Отец Магдарий покачался на носках, потом кивнул:
— Хотите, покажу наш храм?
Он пошел по дорожке, на ходу говоря:
— Погост у нас старый. Как начали тут селиться, так и погребаем. Там вот, — он показал на заросший диким виноградом приземистый домик, — лепрозорий был. Больные с проказой содержались, из казаков и так.
Стены лепрозория съедала трава. За ними виднелась церковь. Отец Магдарий рассказывал об устройстве прихода, звонарнях и колокольне. Мы обошли храм кругом. На задках, над костром, — навешанное ведерко в пятнах воска.
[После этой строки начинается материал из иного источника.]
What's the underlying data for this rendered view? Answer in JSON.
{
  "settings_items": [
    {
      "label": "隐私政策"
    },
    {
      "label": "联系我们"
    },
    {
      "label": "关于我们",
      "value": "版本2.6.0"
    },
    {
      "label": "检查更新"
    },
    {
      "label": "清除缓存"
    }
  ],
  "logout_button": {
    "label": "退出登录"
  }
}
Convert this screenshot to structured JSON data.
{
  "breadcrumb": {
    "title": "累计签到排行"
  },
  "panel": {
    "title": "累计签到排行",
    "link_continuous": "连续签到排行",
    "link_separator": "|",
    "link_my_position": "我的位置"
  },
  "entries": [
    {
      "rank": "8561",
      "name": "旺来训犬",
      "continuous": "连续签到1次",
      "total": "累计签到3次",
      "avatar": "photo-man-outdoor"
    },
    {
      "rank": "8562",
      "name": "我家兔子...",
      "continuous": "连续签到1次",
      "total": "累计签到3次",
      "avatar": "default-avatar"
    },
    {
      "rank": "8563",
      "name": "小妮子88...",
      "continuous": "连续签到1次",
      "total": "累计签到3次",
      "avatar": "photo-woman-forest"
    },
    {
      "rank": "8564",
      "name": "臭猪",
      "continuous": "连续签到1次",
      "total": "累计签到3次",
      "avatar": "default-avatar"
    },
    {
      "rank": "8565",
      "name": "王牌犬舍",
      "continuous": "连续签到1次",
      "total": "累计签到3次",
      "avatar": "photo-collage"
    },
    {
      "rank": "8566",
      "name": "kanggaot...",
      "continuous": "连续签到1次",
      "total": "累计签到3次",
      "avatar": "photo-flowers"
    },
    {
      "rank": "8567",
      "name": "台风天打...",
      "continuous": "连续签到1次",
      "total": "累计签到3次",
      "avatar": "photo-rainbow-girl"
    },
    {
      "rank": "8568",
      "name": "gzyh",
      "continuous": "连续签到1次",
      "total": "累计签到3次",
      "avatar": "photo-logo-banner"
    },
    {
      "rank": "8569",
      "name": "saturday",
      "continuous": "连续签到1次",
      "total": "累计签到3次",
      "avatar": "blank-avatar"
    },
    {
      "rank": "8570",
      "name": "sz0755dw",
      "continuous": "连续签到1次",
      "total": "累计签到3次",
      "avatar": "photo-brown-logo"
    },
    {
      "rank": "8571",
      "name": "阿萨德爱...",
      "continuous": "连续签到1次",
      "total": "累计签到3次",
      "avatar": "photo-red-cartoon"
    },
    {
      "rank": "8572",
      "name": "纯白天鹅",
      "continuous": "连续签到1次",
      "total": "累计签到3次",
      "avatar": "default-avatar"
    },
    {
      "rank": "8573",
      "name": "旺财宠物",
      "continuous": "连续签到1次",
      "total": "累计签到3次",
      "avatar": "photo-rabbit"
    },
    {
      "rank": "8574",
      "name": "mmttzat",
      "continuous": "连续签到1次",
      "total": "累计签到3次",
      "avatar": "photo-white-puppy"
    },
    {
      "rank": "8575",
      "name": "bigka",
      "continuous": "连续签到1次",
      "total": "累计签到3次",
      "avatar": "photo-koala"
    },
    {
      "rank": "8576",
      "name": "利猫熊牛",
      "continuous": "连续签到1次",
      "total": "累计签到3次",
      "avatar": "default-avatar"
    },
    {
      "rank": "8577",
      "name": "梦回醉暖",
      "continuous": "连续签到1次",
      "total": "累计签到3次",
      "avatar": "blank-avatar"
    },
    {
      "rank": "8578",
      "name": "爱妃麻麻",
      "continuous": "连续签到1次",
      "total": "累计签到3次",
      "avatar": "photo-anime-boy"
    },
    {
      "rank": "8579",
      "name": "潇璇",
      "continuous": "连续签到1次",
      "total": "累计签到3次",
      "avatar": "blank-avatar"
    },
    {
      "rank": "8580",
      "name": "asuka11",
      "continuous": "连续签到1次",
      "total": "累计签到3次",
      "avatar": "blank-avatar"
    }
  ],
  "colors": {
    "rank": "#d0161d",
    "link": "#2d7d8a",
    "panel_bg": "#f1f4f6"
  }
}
— Делаем свечи, — пояснил Магдарий.
При входе он остановился, перекрестился на купола. Потянул медную ручку двери. В сереньком полумраке луч света ударил по глазам святого на темном дереве, уткнулся в желтые бумажные цветы у алтаря. Под куполом захлопотали, забились голуби. Пыль, мелкие перья полетели вниз. Остановившись, я рассматривал роспись деревянных хоров. Страшный суд. Пламя, пожирающее безучастных грешников. Красно-черный кольчатый змей, искушающий Еву, смотрел на нее как на свое отражение. В чертах змея и Евы мне почудилось что-то знакомое.
Отец Магдарий щепотью поправил свечи перед образом.
— Вот, икона святого Георгия, победителя змея, обновилась[39]. Ваш ангел-хранитель. Вы же Георгий?
— Егор, — ответил. — Но крестили Георгием.
Дерево темное, а краски действительно светлее, ярче. На фигурах застывшие потеки.
— Скандал, конечно, для большевиков необыкновенный. — Священник мотнул головой, всплеснул руками. — Сын секретаря ячейки, узрев сие, хотел из комсомола выйти.
— По нам же, — продолжал он, — щеточкой прошлись. Комиссия работала неделю.
Мне было ясно, о какой комиссии говорит Магдарий. Кампания за разоблачение религии и святых чудес в газетах призывала произвести полную ликвидацию мощей, «избегая при этом всякой нерешительности и двусмысленности». В Ростове комсомольцы и коммунисты собирали подписи за взрыв храма на площади перед бывшим государственным банком.